PSIs and Action Plans

All PSIs on PICU reported to Datix® from April 2007 to April 2015 were reviewed and independently categorized by Philip Knight and Helen MacGloin according to the same seven descriptive categories used for LTs. All differences were resolved by agreement.

Hospital risk management, quality, and safety departments organize regular review of Datix® and subsequent action plans are made. These action plans are instituted by the lead for incident reporting for that department. Action plans for PSIs were quantified and grouped independently (Helen MacGloin and Philip Knight) according to the same nine categories used for service improvements.

Statistical Comparison

The quantity, category, and grading of LTs and PSIs were compared to assess any impact of LT service improvements on PSIs over time. This review was registered as a quality improvement initiative exempt from ethics review.

Results

Category Analysis of PSIs and Their Action Plans

1,946 PSIs were identified with severity grading of 1,405 (72%) with the potential to cause harm (green), 480 (25%) causing minimal harm (yellow), 60 (3%) causing significant temporary harm (amber), and 1 (0.05%) causing permanent harm or death (red). 1,140 (59%) PSIs could not be categorized because the precipitating cause could not be accurately identified, e.g., unanticipated surgery, initiation of extracorporeal membrane oxygenation.

Of 806 (41%) PSIs that could be categorized, medication PSIs accounted for 512 (64%), most reported errors in drug recording or controlled drug spillages. Other medication PSIs included prescribing errors, delayed or incorrect administration, or issues with expired and out of stock medications. 133 (17%) resource PSIs included missing resuscitation ventilator equipment, or infusion sets. 103 (13%) equipment PSIs included equipment failure requiring servicing or replacement. 29 (4%) work and environment PSIs included issues with arrest buzzers, blocked sinks, and bed-spaces. 13 (2%) PSI systems and protocols reports included provision of specialist services out of hours. Nine (1%) education and training PSIs included lack of knowledge of guidelines.

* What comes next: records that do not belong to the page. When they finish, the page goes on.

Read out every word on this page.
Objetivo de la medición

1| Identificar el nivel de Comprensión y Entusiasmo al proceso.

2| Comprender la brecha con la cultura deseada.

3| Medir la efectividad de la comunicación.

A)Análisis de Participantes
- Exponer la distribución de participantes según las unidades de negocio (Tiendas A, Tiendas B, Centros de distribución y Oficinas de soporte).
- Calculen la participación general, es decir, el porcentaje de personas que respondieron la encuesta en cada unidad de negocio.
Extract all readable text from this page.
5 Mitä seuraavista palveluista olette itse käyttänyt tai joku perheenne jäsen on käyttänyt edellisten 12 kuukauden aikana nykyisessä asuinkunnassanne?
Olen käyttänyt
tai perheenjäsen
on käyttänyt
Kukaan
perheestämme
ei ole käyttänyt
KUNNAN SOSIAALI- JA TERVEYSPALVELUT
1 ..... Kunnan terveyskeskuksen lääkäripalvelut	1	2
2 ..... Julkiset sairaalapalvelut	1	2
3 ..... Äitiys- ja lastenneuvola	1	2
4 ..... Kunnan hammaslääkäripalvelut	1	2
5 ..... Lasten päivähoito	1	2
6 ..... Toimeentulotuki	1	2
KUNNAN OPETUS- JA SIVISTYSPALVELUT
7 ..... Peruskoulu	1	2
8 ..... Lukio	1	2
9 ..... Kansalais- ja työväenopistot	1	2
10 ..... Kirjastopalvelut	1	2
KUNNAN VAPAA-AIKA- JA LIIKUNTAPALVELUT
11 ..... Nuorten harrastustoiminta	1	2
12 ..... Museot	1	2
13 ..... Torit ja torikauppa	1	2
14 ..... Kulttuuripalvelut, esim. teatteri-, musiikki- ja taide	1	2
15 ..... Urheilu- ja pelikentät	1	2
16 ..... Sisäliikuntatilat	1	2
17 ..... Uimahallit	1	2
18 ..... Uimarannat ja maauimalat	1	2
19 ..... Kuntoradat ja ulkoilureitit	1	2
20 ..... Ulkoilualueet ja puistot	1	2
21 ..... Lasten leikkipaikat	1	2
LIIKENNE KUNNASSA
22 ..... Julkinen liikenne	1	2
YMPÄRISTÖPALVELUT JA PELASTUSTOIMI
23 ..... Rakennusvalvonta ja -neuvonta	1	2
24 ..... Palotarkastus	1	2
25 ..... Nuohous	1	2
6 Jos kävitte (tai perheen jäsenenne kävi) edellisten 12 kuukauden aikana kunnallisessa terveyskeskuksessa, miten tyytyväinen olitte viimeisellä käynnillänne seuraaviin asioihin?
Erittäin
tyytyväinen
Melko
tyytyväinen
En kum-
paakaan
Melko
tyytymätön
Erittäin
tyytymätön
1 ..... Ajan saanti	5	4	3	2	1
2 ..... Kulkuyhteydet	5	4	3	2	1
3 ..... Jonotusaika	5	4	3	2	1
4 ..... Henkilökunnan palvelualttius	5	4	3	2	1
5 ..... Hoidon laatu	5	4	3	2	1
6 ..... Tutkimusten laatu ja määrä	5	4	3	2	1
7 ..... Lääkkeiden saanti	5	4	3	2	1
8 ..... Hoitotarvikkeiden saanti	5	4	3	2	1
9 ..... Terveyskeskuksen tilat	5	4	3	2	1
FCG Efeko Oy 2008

Organization and strategic PSIs accounted for seven (0.9%) including incidents due to emergency admission pathways.

984 (51%) of all PSIs had 1,008 action plans; 962 (49%) reported only the event (without action plan). 622 (62%) involved staff communication (including individual staff spoken to, reminders, emails, signs safety and medicine bulletins, and patient safety newsletters). 132 (13%) planned to look into the event further; 104 (10%) planned new resources or fixed equipment; 40 (4%) planned organizational changes; 32 (3%) planned educational workshops, induction, changes to training or focused teaching; 32 (3%) planned to address the event within an existing QIP 24 (2%) new/updated guidelines; 22 (2%) were root cause analyses, serious untoward incidents, and serious hazards of transfusion.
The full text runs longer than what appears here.